Sekejap saja, angin kencang menderu, hawa siluman menyeruak dari segala arah.
Angin bercampur aura siluman berubah gelap, melesat ke arah kami.
Di tempat yang dilalui angin siluman itu, api berwarna kehijauan muncul, membakar segala yang ada di gunung.
Aku terkejut, jemariku membentuk mudra, mulutku melafalkan, “Hakikat Langit dan Bumi, energi suci abadi, hantu dan siluman lenyap, seratus siluman tak berani mendekat.”
“Usir, musnah!”
Saat itu juga, asap putih menyembur dari tubuhku, merambat ke sekeliling.
Angin siluman dan cahaya putih bertabrakan, keduanya lenyap menjadi butiran cahaya, hilang di udara.
“Siluman besar berumur seratus tahun!”
Tak kusangka, di Gunung Petir Langit ini masih ada siluman tua yang bertahan lebih dari seabad.
“Wanli, kau tidak apa-apa?” tanya Qin Shiyu cemas.
“Tak apa,” jawabku. Merasa tempat ini terlalu berbahaya, aku mengeluarkan seutas tali merah dari saku dan mengikatnya di pergelangan tangan kami berdua, lalu meneteskan setitik aura putih ke tali itu.
Tali merah itu kembali ke warna asal setelah menyerap aura putih.
Sambil berjalan, aku berkata pada Qin Shiyu, “Gunung Petir Langit ini ternyata tak sesederhana dugaanku. Tak hanya dipenuhi aura hantu, tapi juga dikuasai angin siluman.”
“Tempat di mana manusia abadi dahulu menapaki langit, kini jadi sarang makhluk halus dan siluman.”
“Apa sebenarnya maksud Guru Agung Wu Junzheng tinggal di sini? Mengapa ia tak pernah turun tangan menghadapi semua ini?”
Sepanjang perjalanan, semakin banyak yang kukatakan, semakin dalam pula tanda tanya di hatiku. Qin Shiyu di sampingku pun tak tahu harus menanggapi apa.
Setelah kami berjalan sekitar sepuluh menit, tiba-tiba terdengar suara gila di telinga kami.
“Harta karun, harta karun, di sini, di sini!”

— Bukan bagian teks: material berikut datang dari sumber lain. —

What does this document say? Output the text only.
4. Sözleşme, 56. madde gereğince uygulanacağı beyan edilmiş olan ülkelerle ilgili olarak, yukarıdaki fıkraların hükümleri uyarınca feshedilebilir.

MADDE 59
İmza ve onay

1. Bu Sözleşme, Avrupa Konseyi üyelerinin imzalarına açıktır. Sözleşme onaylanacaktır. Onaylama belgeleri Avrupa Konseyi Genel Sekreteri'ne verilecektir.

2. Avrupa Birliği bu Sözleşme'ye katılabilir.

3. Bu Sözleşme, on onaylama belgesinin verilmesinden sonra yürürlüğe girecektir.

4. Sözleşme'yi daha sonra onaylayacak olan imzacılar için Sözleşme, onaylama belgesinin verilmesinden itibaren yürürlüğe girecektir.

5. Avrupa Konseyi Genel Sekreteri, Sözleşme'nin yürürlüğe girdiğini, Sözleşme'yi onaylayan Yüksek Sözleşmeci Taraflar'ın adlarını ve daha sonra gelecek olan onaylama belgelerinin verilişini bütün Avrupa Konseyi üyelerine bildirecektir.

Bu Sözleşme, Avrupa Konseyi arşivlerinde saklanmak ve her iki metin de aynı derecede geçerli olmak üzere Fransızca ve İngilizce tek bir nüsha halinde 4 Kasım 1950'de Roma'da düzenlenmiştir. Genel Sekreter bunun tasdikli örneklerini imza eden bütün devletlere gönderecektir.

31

Tampak di jalan setapak di lereng gunung, seorang berambut kusut dan baju penuh lumpur berjongkok membelakangi kami, kedua tangannya terus menggali tanah.
Dengan mata yin-yang, aku langsung tahu orang ini adalah makhluk halus.
Namun, sebelum aku sempat bergerak, orang itu tiba-tiba berteriak girang, “Harta karun, aku menemukannya, aku menemukannya!”
Ia pun mengangkat tangannya tinggi-tinggi. Di genggamannya kini ada sebilah belati berwarna merah darah.
“Hahaha! Kalian semua harus mati! Kalian semua harus mati!”
Orang itu tiba-tiba menoleh ke arah kami, senyumnya bengkok menyeramkan, matanya berkilat merah aneh.
Tanpa gerakan apapun, ia lenyap dari jalan setapak itu.
“Bahaya!” seruku, pupil mataku menyempit. Aku segera menarik Qin Shiyu ke dalam pelukanku, bergerak ke samping.
Sejurus kemudian, titik-titik darah melayang di udara.
Orang itu telah muncul tak jauh di depan kami, belati berwarna merah darah di tangannya mengarah padaku, lalu mengarah pada Qin Shiyu. Dengan senyum gila, ia berkata, “Kau! Kau! Kalian berdua adalah harta karun!”
Meski kami sempat menghindar, pipiku tetap tergores, meninggalkan luka.
Namun, darah yang keluar dari lukaku tidak jatuh ke tanah. Butiran darah itu malah melayang menuju belati merah darah di tangan orang itu.